I think it's funny to watch how people get upset at how some one else spends their lawfully earned money. It's really none of our business.

Phil


----------



## kuan (Jun 11, 2001)

What's the tip on that?


----------



## kyheirloomer (Feb 1, 2007)

Phil, I disagee. The whole idea of the event was to _make_ it our business, and talk about it. It was a PR stunt to create more awareness of Thai tourism possibilities.

I reckon they were semi-successful. For the tourism people this was a low-budget affair, but everybody is talking about it. The question is: how many people are relating it to Thailand? The answer is: I dunno. But from what I can tell, not too many.


----------



## phatch (Mar 29, 2002)

Yes, it was a publicity stunt. Here I would expect us to talk about the food. But people want to grouse about the money. That's the part I object to. 

I know quite a few people who travel to thailand. A number of coworkers, a couple of friends, some of my family. A guy down the street took his family there for a month. They stayed and ate with his brother. I don't think tourism is a problem from my perspective. 

The government changing hands through a coup would cause me the most travel heartburn.
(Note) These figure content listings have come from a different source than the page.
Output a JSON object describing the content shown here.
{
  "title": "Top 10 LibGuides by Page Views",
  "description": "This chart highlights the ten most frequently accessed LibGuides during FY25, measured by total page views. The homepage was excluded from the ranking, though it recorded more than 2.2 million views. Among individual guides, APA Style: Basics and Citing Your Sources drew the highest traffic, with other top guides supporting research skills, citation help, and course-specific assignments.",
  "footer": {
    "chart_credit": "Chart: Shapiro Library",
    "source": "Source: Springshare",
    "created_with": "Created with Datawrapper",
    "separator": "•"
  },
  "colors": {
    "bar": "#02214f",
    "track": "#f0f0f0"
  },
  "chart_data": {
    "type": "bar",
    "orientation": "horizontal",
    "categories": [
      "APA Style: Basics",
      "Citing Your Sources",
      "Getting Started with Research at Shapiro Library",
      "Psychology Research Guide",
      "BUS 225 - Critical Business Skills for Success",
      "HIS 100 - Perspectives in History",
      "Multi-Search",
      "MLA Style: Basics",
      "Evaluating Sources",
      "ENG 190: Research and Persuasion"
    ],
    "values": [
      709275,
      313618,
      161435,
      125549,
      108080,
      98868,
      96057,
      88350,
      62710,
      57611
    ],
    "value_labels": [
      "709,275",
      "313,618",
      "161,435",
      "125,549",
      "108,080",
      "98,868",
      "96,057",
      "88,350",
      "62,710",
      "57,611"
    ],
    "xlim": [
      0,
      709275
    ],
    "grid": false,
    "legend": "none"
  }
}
Wait, they did that just last year.

Phil


----------



## kuan (Jun 11, 2001)

Every few years in Thailand.


----------



## shroomgirl (Aug 11, 2000)

yum.....seems like there'd be a cheese course, possibly a salad, maybe some sweet snacky treats at the end and some coffee???????


----------



## castironchef (Oct 10, 2005)

The outrage at the expensive indulgences of tourists in Thailand should be directed at sexual exploitation, especially with minors, not at an overwrought dinner menu.


----------



## cape chef (Jul 31, 2000)

Thailand huh,

The separation between the wealthy and poor is amazing.

Also, even if it's for a charity, who would car about Alain Soliveres anyway. Taillevent is almost irrelevant these days.


----------